The malaria parasite lives inside red blood cells (RBC) and uses hemoglobin for nutrition. During this process, many toxic oxygen radicals are produced. The parasite itself is also sensitive to oxidative damage. This condition is generated by the malaria parasite, but this condition is also not suitable for malaria parasite itself and the growth of malaria parasite decreases.

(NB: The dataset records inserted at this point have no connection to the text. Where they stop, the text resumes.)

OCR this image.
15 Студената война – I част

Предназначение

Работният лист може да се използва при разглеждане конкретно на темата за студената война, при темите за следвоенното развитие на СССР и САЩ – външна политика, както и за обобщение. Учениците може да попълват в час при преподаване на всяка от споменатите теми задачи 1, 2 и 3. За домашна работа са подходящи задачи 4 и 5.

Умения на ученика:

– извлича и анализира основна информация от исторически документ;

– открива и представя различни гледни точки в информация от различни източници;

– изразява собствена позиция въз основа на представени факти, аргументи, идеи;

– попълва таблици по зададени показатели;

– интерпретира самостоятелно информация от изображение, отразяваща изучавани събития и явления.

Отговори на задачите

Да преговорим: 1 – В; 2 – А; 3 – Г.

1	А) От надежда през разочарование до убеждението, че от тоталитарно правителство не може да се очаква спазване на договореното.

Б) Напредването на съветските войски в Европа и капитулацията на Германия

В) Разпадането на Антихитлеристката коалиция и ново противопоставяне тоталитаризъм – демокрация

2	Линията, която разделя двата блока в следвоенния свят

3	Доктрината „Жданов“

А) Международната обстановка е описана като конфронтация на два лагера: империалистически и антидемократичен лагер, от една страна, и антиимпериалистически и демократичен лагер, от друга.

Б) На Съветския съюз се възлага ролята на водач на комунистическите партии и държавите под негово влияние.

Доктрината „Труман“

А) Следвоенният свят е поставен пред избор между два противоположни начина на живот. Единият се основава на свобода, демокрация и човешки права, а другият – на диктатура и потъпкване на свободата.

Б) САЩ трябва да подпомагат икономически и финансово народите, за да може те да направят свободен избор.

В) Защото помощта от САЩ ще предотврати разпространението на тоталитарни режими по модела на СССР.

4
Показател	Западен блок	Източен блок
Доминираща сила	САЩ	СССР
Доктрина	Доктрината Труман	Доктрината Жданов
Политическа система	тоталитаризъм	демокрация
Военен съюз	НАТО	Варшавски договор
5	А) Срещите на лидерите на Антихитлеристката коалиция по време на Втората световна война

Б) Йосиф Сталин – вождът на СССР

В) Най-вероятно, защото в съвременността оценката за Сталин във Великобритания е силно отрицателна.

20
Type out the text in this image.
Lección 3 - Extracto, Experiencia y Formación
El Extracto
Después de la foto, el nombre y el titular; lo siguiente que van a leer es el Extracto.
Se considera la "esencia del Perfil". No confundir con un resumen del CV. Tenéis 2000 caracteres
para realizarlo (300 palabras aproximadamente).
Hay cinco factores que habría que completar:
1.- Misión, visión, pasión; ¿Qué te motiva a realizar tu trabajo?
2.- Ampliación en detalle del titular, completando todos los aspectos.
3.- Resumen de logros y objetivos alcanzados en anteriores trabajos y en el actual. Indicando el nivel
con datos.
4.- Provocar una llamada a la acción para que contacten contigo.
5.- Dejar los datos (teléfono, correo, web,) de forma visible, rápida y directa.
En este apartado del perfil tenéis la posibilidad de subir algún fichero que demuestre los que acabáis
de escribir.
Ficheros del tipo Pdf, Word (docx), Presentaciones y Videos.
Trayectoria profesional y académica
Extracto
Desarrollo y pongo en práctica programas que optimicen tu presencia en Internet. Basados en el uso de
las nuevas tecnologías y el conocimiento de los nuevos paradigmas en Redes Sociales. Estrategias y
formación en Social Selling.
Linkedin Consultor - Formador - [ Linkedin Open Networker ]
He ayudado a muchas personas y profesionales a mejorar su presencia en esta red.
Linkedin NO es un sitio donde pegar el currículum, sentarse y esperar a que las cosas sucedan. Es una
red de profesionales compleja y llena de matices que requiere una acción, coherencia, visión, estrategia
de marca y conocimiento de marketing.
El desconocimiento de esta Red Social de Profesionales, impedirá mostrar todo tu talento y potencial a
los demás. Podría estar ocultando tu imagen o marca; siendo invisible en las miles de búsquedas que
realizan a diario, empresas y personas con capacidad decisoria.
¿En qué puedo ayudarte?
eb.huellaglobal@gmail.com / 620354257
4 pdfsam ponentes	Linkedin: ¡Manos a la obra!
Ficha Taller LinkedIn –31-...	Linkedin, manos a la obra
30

But due to less NADPH, the cell membrane integrity of RBC is affected and these defected cells in which NADPH is less and cell membrane integrity is also less and malaria parasite is present, these kinds of cells are easily identified and get destroyed in spleen. Destruction of infected cell is helpful in controlling the growth of malaria parasite.

So, the people with mild Glucose-6-phosphate dehydrogenase deficiency are often partially protected against severe Malaria, especially malaria caused by Plasmodium falciparum.